Vêtu d’une veste de travail molle en denim selvedge japonais, signée Momotaro, sur un jean Stronghold de son ami Michael Paradise, de Venice (Los Angeles), l’inoubliable vicomte de Valmont des Liaisons dangereuses de Stephen Frears voyage à la cool façon XXIe siècle. En fait, John Malkovich (@jgmalkovich) débarque tout juste d’un tournage à New York. Boule à zéro et gracieux bouc blanc, l’étrange et charmant personnage est bel et bien assis dans ce canapé, rue d’Uzès, à Paris. Là où se trouve son vaste showroom baptisé By 4, qui abrite équipe de création, production et distribution, ainsi que ses associés du groupe Project 53. Y est également visible sa dernière collection masculine. Un concept-store 100 % masculin, déco et mode, devrait bientôt voir le jour à Paris… sous la houlette de John Malkovich himself.
https://youtu.be/LgQB9cIa0DE
Né dans l’Illinois, en 1953, nomadisant entre Cambridge, près de Boston, et sa maison du sud de la France, John Malkovich parle un français parfait, avec cette voix si particulière qui fascine tant. Gentleman, concentré, attentif, il éteint son portable afin de focaliser son attention exclusivement sur le sujet qui nous occupe. Aucune équipe survoltée ne papillonne autour de la star. L’entretien de trente minutes initialement prévu va s’étirer durant près d’une heure et demie. Un moment rare, à l’image de cet esthète, grand acteur, réalisateur, écrivain, metteur en scène (cinéma, théâtre, opéra) qui, entre deux claps, dessine une quinzaine de modèles par saison. Designer textile, il réalise également le moindre motif qui en orne les tissus. Cette deuxième vie a commencé à l’université où, travaillant avec des costumiers, John Malkovich prend plaisir à tailler, à couper, à coudre des costumes de scène avant de se découvrir amoureux des étoffes. Mais, chut… place à l’artiste.

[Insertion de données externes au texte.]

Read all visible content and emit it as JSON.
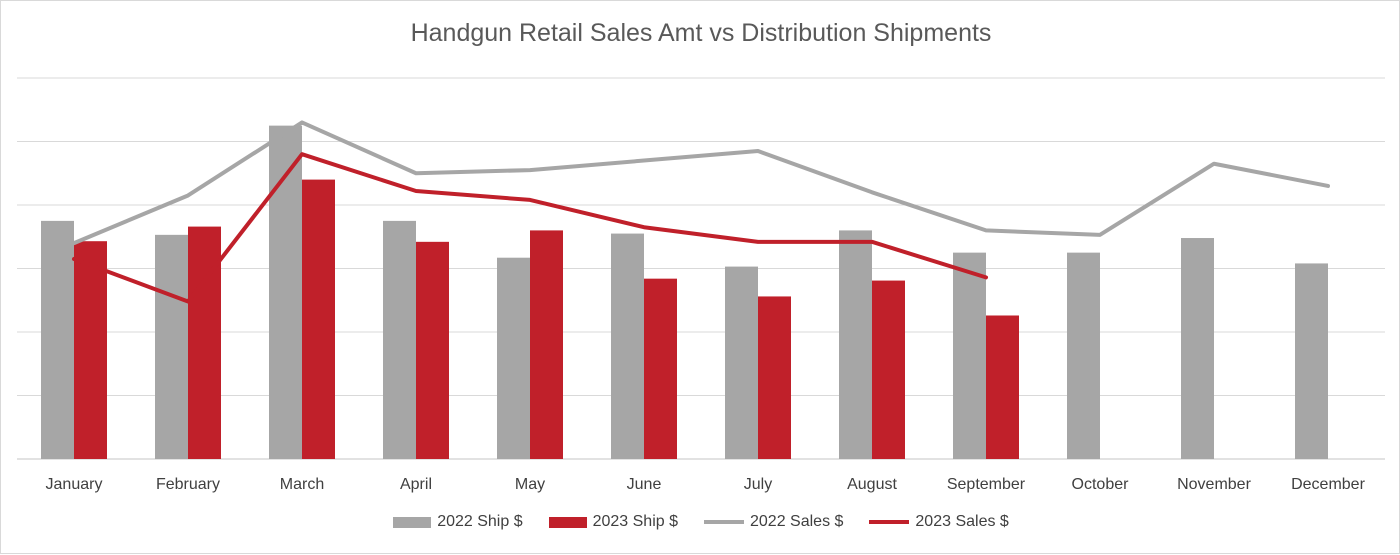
{
  "chart_data": {
    "type": "bar",
    "title": "Handgun Retail Sales Amt vs Distribution Shipments",
    "xlabel": "",
    "ylabel": "",
    "categories": [
      "January",
      "February",
      "March",
      "April",
      "May",
      "June",
      "July",
      "August",
      "September",
      "October",
      "November",
      "December"
    ],
    "ylim": [
      0,
      6
    ],
    "grid": true,
    "legend_position": "bottom",
    "series": [
      {
        "name": "2022 Ship $",
        "kind": "bar",
        "color": "#a6a6a6",
        "values": [
          3.75,
          3.53,
          5.25,
          3.75,
          3.17,
          3.55,
          3.03,
          3.6,
          3.25,
          3.25,
          3.48,
          3.08
        ]
      },
      {
        "name": "2023 Ship $",
        "kind": "bar",
        "color": "#c0202a",
        "values": [
          3.43,
          3.66,
          4.4,
          3.42,
          3.6,
          2.84,
          2.56,
          2.81,
          2.26,
          null,
          null,
          null
        ]
      },
      {
        "name": "2022 Sales $",
        "kind": "line",
        "color": "#a6a6a6",
        "values": [
          3.4,
          4.15,
          5.3,
          4.5,
          4.55,
          4.7,
          4.85,
          4.2,
          3.6,
          3.53,
          4.65,
          4.3
        ]
      },
      {
        "name": "2023 Sales $",
        "kind": "line",
        "color": "#c0202a",
        "values": [
          3.15,
          2.48,
          4.8,
          4.22,
          4.08,
          3.65,
          3.42,
          3.42,
          2.86,
          null,
          null,
          null
        ]
      }
    ]
  }
}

The Good Life : Quand avez-vous décidé de créer des vêtements ?
John Malkovich : En 2001, un ami italien, Francesco Rulli, m’a demandé une collection. J’ai réfléchi un moment avant de dire… “OK”. Cette ligne, Uncle Kimono, s’est poursuivie cinq ans, jusqu’à ce que je ne sois plus d’accord avec la fabrication. Ensuite, de 2008 à 2014, l’architecte Riccardo Rami m’a proposé de réaliser une gamme masculine : Technobohemian. L’entreprise, peu structurée et sans moyens pour une diffusion en boutiques, n’a pas duré.
TGL : Finalement, vous avez créé une collection à votre nom. C’est la troisième saison. Quel est votre rôle ?
J. M. : Pour moi, la mode est un engagement autant qu’un travail. Je dessine tous les croquis [ses dessins au crayon sont étalés devant lui, NDLR], je choisis tissus et accessoires, mais je ne m’occupe pas de la production. Mon ami et associé, le couturier Angelo Tarlazzi, s’en charge.
TGL : Comment parvenez-vous à concilier cinéma et mode ?
J. M. : J’ai toujours eu plusieurs boulots à la fois : écrivain, producteur de cinéma, acteur, metteur en scène d’opéra, de théâtre ou de cinéma. Je travaille aussi avec des musiciens. Toutes ces disciplines se nourrissent mutuellement.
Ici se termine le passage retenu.